Check: regex-match-check

Purpose: Validates that string values in a column match a given regular expression pattern. This is useful for checking format compliance, such as email addresses, identifiers, or codes.

Note

  • By default, null values are skipped. Set treat_null_as_failure: true to treat them as invalid.

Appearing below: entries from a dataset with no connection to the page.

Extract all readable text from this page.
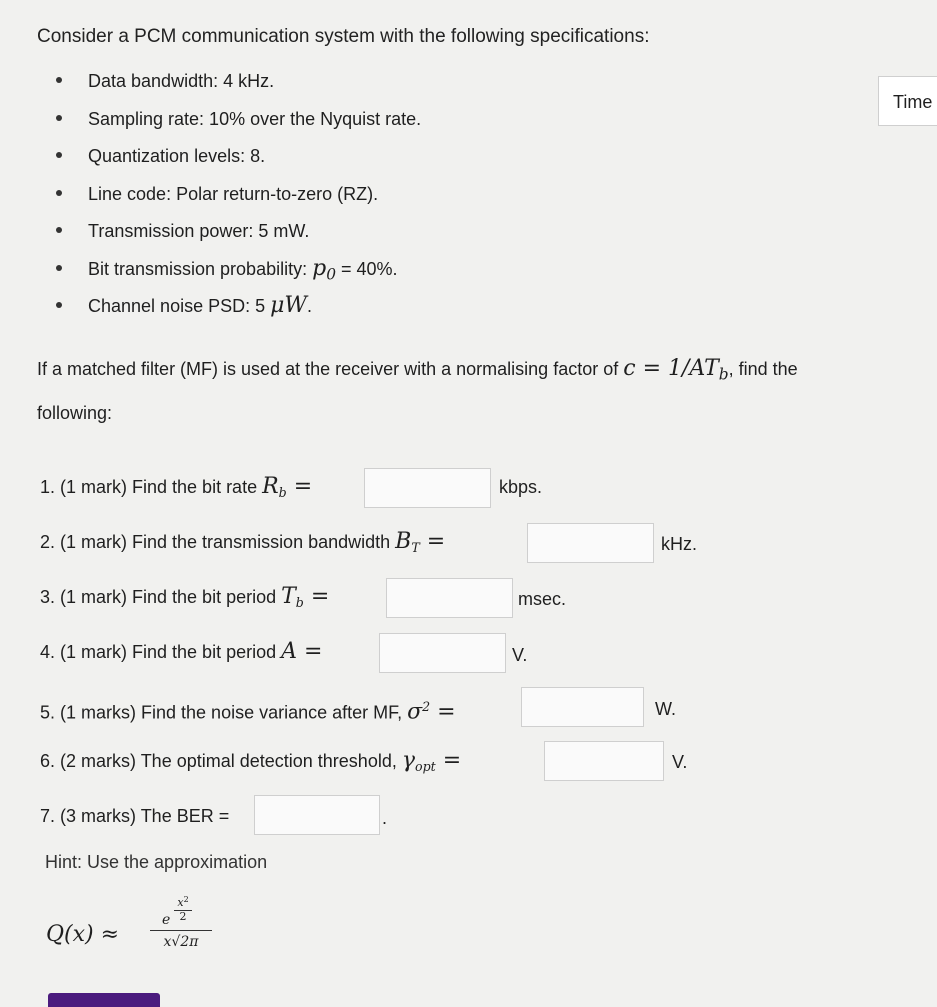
Consider a PCM communication system with the following specifications:
Data bandwidth: 4 kHz.
Sampling rate: 10% over the Nyquist rate.
Quantization levels: 8.
Line code: Polar return-to-zero (RZ).
Transmission power: 5 mW.
Bit transmission probability: $p_0 = 40\%$.
Channel noise PSD: 5 μW.
Time
If a matched filter (MF) is used at the receiver with a normalising factor of $c = 1/AT_b$, find the
following:
1. (1 mark) Find the bit rate $R_b$ =	kbps.
2. (1 mark) Find the transmission bandwidth $B_T$ =	kHz.
3. (1 mark) Find the bit period $T_b$ =	msec.
4. (1 mark) Find the bit period A =	V.
5. (1 marks) Find the noise variance after MF, $\sigma^2$ =	W.
6. (2 marks) The optimal detection threshold, $\gamma_{opt}$ =	V.
7. (3 marks) The BER =	.
Hint: Use the approximation
Q(x) ≈
e
$x^2$

2
x√2π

  • Regex is case-sensitive by default. Use ignore_case: true for case-insensitive matching.

Python Configuration#

from sparkdq.checks import RegexMatchCheckConfig
from sparkdq.core import Severity

RegexMatchCheckConfig(
    check_id="valid-email",
    column="email",
    pattern=r"^[\w\.-]+@[\w\.-]+\.\w+$",
    ignore_case=True,
    treat_null_as_failure=False,
    severity=Severity.CRITICAL
)

Declarative Configuration#

- check: regex-match-check
  check-id: valid-email
  column: email
  pattern: "^[\\w\\.-]+@[\\w\\.-]+\\.\\w+$"
  ignore-case: true
  treat-null-as-failure: false
  severity: critical

Typical Use Cases#

  • ✅ Validate email address formatting

  • ✅ Check code or ID patterns (e.g. AB-12345)

  • ✅ Detect unexpected value structures